The Concept focuses on the initial establishment of a centralized procurement of supplies of medicinal products and subsequently of medical products for hospitals. The idea is that procedures are conducted by a specially designed integrated information system – an online platform for e-commerce (electronic auction and electronic catalog).

The Council of Ministers adopted the Concept on February 11, 2015.

The measures proposed in the reports of TSPPKOP remain only on paper. They simmer in the Council of Ministers; there is no one to consider them. The Advisory Board is not convened. The government wants results from the Center, but does not assign tasks. More importantly, without the blessing of the Advisory Board, the proposed measures cannot be implemented. However, they would save serious money to the taxpayer; the economic impact of the implementation of anti-corruption measures will exceed many times the money invested in the system.

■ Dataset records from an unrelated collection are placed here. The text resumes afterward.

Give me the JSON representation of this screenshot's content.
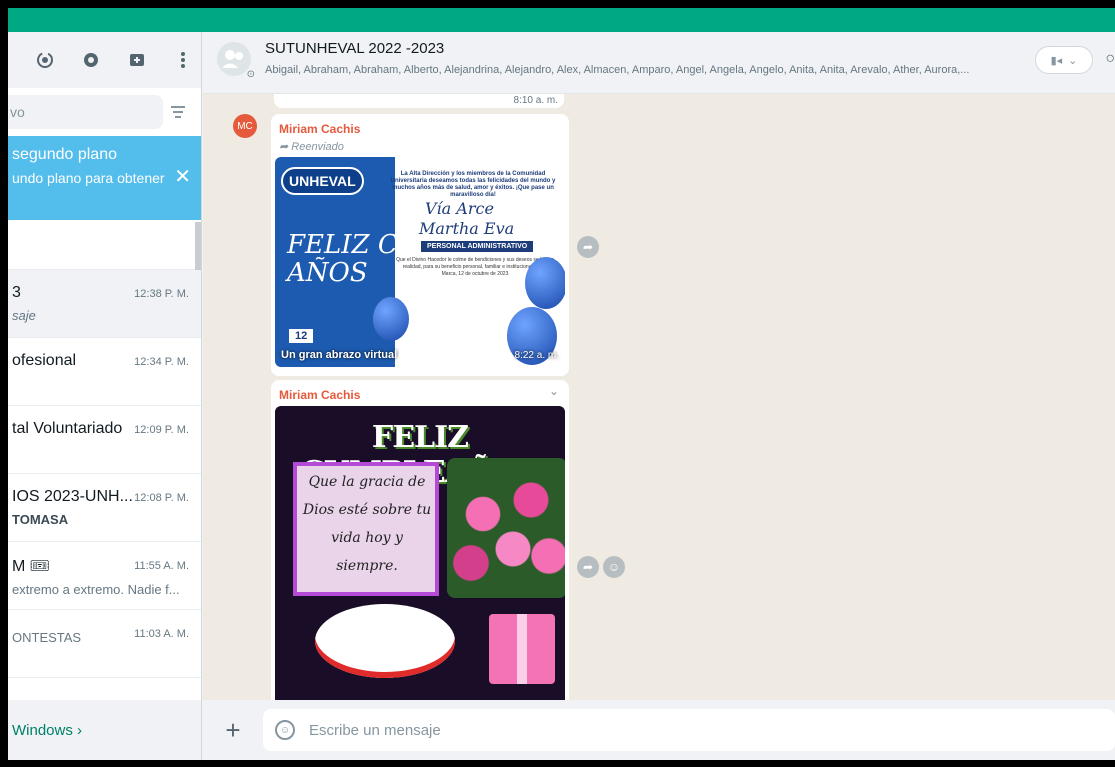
{
  "sidebar": {
    "search_placeholder": "vo",
    "notification": {
      "title": "segundo plano",
      "text": "undo plano para obtener",
      "close": "✕"
    },
    "chats": [
      {
        "name": "3",
        "time": "12:38 P. M.",
        "sub": "saje",
        "style": "italic"
      },
      {
        "name": "ofesional",
        "time": "12:34 P. M.",
        "sub": ""
      },
      {
        "name": "tal Voluntariado",
        "time": "12:09 P. M.",
        "sub": ""
      },
      {
        "name": "IOS 2023-UNH...",
        "time": "12:08 P. M.",
        "sub": "TOMASA",
        "style": "bold"
      },
      {
        "name": "M 🎟",
        "time": "11:55 A. M.",
        "sub": "extremo a extremo. Nadie f..."
      },
      {
        "name": "",
        "time": "11:03 A. M.",
        "sub": "ONTESTAS"
      }
    ],
    "footer": "Windows ›"
  },
  "chat": {
    "title": "SUTUNHEVAL 2022 -2023",
    "members": "Abigail, Abraham, Abraham, Alberto, Alejandrina, Alejandro, Alex, Almacen, Amparo, Angel, Angela, Angelo, Anita, Anita, Arevalo, Ather, Aurora,...",
    "prev_time": "8:10 a. m.",
    "messages": [
      {
        "avatar": "MC",
        "sender": "Miriam Cachis",
        "forwarded": "Reenviado",
        "card": {
          "logo": "UNHEVAL",
          "top_text": "La Alta Dirección y los miembros de la Comunidad Universitaria deseamos todas las felicidades del mundo y muchos años más de salud, amor y éxitos. ¡Que pase un maravilloso día!",
          "name_line1": "Vía Arce",
          "name_line2": "Martha Eva",
          "role": "PERSONAL ADMINISTRATIVO",
          "body": "Que el Divino Hacedor le colme de bendiciones y sus deseos se hagan realidad, para su beneficio personal, familiar e institucional. Pillco Marca, 12 de octubre de 2023",
          "greeting": "FELIZ Cumple AÑOS",
          "date_badge": "12",
          "caption": "Un gran abrazo virtual",
          "time": "8:22 a. m."
        }
      },
      {
        "sender": "Miriam Cachis",
        "card": {
          "title": "FELIZ CUMPLEAÑOS",
          "poem": "Que la gracia de Dios esté sobre tu vida hoy y siempre."
        }
      }
    ]
  },
  "composer": {
    "plus": "+",
    "placeholder": "Escribe un mensaje"
  }
}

The “political will” now wants to reform, to convert, to merge, to close BORKOR. When would it ask to have the Center’s measures implemented? When is it going to decide to use the analytical tool paid with taxpayers’ money?

So, without political will, criticized by politicians and the media, recognized abroad, but not at home, BORKOR is awaiting its reform. It will happen on the basis of the well-known political principle in our country – everything old and inherited is bad. This however will not solve the systemic problem of corruption, where only complex and coordinated measures can achieve real results.

*The title and comment in italics are the authorship of Bivol.